Изба у нас была черная, тараканы бегают. Посадил я малолетних родственников против себя, говорю: пищать будете, посрываю головы. Они видят, матки нет, никто не заступится. Молчат.
Пошел по домам. Не попрошайничать! Кому сараюху вычистить, кому завалинку засыпать, кому картошку выкопать. Смотрю, день прошел – живем, два – не померли. Холода подходят. Дверь в пазах разошлась – сбил топором. Трубу глиной обмазал, вторые рамы вставил. Зимовать будем, говорю родственникам.
Про запас с деревенских беру и капусту, и картошку, и свеклу.
Вдруг тетка городская приехала, с бумагой. Кличут меня в детдом. Как же, щас штаны сниму! У меня самого воспитаннички – не отдавать же их в приют. Не отдал. И сам не пошел.

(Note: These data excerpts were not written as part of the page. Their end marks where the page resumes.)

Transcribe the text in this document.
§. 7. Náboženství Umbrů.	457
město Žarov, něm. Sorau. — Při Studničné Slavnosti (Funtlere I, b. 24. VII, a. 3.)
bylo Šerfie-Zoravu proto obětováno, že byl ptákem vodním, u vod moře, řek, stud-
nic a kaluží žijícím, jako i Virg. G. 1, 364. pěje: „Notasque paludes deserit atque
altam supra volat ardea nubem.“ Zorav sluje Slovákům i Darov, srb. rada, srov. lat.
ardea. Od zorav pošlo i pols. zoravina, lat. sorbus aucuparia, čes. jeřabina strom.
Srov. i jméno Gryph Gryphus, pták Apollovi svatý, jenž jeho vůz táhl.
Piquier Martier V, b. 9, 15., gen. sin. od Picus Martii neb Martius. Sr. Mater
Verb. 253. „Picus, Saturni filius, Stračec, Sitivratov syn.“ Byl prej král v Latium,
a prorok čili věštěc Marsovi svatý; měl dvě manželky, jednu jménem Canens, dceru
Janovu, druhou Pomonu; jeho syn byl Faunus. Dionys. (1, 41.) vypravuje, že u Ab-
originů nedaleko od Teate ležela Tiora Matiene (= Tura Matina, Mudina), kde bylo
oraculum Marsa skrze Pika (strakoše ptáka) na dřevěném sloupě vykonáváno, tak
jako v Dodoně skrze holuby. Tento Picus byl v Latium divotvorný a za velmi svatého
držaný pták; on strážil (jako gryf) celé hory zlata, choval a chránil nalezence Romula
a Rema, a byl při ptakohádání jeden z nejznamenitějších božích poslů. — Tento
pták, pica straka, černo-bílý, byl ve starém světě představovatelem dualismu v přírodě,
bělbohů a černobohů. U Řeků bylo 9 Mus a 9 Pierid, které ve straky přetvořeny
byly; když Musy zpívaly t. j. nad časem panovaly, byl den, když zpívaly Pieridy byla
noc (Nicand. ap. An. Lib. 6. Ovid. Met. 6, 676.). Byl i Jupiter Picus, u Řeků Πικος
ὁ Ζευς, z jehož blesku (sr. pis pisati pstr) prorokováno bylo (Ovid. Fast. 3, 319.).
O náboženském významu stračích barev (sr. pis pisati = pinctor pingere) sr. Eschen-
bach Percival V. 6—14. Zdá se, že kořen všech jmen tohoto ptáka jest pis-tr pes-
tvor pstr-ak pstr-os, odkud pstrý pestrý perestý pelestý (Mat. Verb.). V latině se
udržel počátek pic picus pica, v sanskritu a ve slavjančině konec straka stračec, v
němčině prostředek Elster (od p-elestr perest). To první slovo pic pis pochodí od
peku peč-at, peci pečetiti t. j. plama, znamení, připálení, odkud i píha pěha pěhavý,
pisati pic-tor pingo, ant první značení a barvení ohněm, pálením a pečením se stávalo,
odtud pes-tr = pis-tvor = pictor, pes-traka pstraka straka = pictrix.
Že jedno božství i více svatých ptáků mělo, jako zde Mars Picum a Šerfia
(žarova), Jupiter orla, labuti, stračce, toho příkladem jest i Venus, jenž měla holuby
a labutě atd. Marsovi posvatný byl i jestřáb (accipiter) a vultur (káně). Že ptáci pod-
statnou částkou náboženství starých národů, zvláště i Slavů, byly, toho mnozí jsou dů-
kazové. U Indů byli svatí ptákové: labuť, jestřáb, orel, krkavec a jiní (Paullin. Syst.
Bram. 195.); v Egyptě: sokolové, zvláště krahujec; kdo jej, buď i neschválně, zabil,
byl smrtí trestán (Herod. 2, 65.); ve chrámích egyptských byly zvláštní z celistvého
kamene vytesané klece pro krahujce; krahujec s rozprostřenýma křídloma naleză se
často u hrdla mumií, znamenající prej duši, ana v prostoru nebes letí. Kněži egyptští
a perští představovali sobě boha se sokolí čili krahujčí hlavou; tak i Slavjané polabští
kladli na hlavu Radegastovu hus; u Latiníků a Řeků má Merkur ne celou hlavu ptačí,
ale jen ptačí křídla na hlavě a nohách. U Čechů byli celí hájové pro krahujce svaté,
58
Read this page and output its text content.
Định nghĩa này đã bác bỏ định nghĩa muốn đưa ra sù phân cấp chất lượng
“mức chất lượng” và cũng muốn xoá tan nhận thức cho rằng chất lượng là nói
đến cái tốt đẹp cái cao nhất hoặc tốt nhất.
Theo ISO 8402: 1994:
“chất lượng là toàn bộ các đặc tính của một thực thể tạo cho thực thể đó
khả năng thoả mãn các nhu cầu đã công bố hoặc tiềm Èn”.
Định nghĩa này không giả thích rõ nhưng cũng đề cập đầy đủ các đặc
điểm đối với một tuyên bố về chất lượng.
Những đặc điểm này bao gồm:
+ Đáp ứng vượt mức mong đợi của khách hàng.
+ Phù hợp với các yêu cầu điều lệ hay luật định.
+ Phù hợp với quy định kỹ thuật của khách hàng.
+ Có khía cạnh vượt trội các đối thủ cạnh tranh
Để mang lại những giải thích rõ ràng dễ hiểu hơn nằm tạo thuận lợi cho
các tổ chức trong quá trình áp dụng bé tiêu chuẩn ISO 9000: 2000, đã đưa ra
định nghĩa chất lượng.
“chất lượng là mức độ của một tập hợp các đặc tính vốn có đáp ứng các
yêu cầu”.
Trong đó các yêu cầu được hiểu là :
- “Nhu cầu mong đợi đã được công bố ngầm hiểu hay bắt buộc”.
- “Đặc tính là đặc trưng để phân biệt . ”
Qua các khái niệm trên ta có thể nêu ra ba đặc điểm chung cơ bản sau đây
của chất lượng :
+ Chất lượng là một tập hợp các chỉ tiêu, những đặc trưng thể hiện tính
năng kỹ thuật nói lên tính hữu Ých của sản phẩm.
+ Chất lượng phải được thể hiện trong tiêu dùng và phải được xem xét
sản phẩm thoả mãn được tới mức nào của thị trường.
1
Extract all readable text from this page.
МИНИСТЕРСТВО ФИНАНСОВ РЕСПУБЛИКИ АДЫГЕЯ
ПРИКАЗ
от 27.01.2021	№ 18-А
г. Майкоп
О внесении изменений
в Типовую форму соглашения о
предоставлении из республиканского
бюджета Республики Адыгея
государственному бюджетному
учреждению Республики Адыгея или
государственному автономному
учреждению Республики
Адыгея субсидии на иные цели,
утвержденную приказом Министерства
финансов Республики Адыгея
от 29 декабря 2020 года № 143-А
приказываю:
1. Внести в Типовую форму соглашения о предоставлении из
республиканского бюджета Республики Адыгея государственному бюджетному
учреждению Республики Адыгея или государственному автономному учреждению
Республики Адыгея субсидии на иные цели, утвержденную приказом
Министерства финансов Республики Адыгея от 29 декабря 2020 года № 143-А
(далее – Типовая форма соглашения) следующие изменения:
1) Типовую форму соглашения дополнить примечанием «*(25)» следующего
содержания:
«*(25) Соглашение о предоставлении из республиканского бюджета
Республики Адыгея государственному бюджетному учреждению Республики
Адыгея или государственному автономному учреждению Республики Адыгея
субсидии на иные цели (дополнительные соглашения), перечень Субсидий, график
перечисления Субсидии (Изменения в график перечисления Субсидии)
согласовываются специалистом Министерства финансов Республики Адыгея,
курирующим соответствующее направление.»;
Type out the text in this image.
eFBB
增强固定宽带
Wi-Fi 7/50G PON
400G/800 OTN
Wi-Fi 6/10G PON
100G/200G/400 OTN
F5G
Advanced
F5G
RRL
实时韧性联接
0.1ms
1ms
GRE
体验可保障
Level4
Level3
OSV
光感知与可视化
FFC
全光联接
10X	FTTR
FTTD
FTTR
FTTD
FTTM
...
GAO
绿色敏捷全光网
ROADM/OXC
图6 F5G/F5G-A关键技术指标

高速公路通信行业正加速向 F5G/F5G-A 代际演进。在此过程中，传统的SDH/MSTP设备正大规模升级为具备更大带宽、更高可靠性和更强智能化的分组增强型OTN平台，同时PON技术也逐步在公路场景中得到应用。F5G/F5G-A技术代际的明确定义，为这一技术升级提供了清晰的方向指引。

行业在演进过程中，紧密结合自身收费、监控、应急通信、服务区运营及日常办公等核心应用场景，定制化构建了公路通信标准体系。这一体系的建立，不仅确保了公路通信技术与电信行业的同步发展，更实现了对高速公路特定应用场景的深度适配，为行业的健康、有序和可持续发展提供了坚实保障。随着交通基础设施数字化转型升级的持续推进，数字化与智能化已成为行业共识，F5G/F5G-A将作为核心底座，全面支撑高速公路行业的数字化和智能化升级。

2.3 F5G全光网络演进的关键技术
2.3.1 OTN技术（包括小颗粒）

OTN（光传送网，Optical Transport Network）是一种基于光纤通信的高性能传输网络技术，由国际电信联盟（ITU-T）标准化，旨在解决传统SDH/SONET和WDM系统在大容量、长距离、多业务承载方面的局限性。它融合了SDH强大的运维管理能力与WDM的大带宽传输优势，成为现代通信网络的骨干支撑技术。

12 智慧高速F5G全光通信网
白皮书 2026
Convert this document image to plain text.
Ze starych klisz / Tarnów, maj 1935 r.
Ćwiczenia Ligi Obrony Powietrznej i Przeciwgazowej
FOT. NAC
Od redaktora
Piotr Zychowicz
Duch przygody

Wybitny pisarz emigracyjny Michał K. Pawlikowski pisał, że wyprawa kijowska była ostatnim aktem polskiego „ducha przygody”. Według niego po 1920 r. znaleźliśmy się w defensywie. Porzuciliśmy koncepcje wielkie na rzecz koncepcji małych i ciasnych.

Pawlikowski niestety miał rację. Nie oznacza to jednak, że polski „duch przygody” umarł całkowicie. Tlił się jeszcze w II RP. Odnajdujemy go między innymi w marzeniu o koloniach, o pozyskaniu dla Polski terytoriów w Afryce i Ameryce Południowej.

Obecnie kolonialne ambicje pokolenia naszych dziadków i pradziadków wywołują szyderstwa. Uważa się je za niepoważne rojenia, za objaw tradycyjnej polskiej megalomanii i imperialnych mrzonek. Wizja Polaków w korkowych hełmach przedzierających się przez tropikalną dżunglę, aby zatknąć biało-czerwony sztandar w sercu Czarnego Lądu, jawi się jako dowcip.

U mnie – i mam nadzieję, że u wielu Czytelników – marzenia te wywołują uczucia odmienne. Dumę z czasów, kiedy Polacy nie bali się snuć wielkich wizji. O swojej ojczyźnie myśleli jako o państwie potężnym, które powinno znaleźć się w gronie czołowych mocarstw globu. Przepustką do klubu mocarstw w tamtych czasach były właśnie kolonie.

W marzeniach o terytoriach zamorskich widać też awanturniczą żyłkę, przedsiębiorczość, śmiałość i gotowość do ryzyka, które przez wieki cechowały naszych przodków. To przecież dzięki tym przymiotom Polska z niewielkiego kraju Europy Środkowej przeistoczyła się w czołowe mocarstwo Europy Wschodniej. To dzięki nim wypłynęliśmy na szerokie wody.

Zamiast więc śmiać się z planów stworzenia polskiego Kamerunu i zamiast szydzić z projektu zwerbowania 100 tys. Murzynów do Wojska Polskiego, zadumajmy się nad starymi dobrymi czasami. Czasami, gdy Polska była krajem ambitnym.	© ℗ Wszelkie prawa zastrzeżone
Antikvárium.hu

Три года отдубасил. Крышу перекрыл, козу завел и доил...
Помню, как-то стою во дворе и вижу – матка моя идет, не идет, а бежит. Я в избу, кричу: «Сойдите на улицу, жалуйтесь матке, плачьтесь, где вас обидел... Больше не родитель я вам! Спать лягу, до утра не встану, не поднимете. В школу пойду, книжки читать научусь – не оторвете меня от книжек».
В школу так и не пошел. Сеял и косил, печи клал и навоз вывозил в поле. После трактор освоил... Теперь Юрка ткнется к машине иль к рубанку, я как шугану его: «Марш на стадион, за меня поиграй, за батьку своего, за детство его окаянное»…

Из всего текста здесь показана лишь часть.